For a multitude of reasons, the USA would be a much better place if we reoriented our cities and towns towards transit based development. Getting Americans out of cars and onto trains, buses, bikes, and our feet would drastically cut our oil consumption and go a long way towards combating our obesity epidemic. Freed from car dependency, our towns and cities could return to the human-scaled and pedestrian-friendly communities many of them originally were. As we spent more time walking in our own neighborhoods and sharing rides on trains and buses with our fellow citizens, we might see a resurgence of American community life and public participation. With 2008 upon us, it’s not too much to say that the future of our country literally depends on kicking our addiction to oil.
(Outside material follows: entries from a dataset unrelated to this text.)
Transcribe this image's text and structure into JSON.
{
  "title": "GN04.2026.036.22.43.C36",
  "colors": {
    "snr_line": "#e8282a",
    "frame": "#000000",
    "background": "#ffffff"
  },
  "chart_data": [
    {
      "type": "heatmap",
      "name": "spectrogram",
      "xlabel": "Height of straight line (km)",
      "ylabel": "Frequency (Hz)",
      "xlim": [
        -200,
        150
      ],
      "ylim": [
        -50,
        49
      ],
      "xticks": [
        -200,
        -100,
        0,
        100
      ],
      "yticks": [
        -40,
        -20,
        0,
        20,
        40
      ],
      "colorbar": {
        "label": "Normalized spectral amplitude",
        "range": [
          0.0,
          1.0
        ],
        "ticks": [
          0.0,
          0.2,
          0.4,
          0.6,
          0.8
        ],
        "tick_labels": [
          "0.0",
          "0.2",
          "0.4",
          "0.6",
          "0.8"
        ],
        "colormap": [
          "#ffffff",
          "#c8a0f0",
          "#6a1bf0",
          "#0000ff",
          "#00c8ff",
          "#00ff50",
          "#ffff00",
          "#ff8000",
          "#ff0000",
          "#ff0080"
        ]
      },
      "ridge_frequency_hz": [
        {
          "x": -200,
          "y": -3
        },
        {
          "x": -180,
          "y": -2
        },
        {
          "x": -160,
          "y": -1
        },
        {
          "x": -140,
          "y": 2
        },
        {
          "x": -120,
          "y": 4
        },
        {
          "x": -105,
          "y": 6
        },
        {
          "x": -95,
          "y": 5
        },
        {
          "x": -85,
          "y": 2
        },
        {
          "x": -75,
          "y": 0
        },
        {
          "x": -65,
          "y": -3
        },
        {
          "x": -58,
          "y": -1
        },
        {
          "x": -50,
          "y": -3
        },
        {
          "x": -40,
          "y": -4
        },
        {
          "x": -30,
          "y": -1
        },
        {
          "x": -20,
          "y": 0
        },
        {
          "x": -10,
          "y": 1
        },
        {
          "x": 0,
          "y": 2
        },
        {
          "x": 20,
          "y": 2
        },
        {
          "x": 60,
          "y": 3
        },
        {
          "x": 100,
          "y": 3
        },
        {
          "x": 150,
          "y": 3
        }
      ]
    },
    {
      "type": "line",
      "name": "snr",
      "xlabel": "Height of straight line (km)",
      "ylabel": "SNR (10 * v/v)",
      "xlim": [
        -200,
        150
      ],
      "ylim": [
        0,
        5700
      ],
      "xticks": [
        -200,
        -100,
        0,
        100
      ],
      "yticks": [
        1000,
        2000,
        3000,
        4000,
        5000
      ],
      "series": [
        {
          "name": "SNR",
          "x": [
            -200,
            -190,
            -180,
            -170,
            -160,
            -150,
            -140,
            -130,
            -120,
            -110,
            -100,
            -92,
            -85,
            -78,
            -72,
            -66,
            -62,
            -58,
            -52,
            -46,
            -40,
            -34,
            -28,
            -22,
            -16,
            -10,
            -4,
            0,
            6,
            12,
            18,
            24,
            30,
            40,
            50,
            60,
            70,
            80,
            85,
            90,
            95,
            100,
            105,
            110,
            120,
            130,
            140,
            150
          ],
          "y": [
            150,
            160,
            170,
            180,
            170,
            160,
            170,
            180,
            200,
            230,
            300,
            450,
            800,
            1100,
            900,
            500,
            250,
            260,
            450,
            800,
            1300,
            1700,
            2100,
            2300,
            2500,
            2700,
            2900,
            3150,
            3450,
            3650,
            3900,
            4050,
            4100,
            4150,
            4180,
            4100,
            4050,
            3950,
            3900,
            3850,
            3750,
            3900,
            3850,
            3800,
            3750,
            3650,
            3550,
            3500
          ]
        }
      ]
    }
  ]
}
The key to changing the car culture is to first recognize that this isn’t a religous argument. Even as a die-hard transit advocate I don’t believe that cars are evil or that they should be banned. In fact, automobiles are wonderful inventions and they’ve given us unprecedented personal mobility and freedom. They’re not going away any time soon not because of some conspiracy by oil and automobile companies (though these may certainly exist), but because cars are darn useful and people enjoy driving them.

The real problem is automobile dependency. A community (or a country) dependent on cars as the primary means of personal transport is going to be inherently more dispersed, more costly, and most likely less equitable than one built around transit lines.

There are many solutions out there, from carbon taxes to outright bans on automobiles in cities. In my opinion, the best and fairest solutions are those that make drivers pay the true cost of driving. (A lesson in negative externalities awaits those interested.)Or maybe we could just make cars really expensive. As promising as low-emission vehicles are, a billion people driving Priuses is way worse for the environment than ten million driving gas guzzling 911 GT3s (MSRP US$107,500). And taxing the heck out of those ten million Porsche owners might buy us a lot of nice new trains and buses.

Full disclosure: the 911 was my childhood dream car — and still is.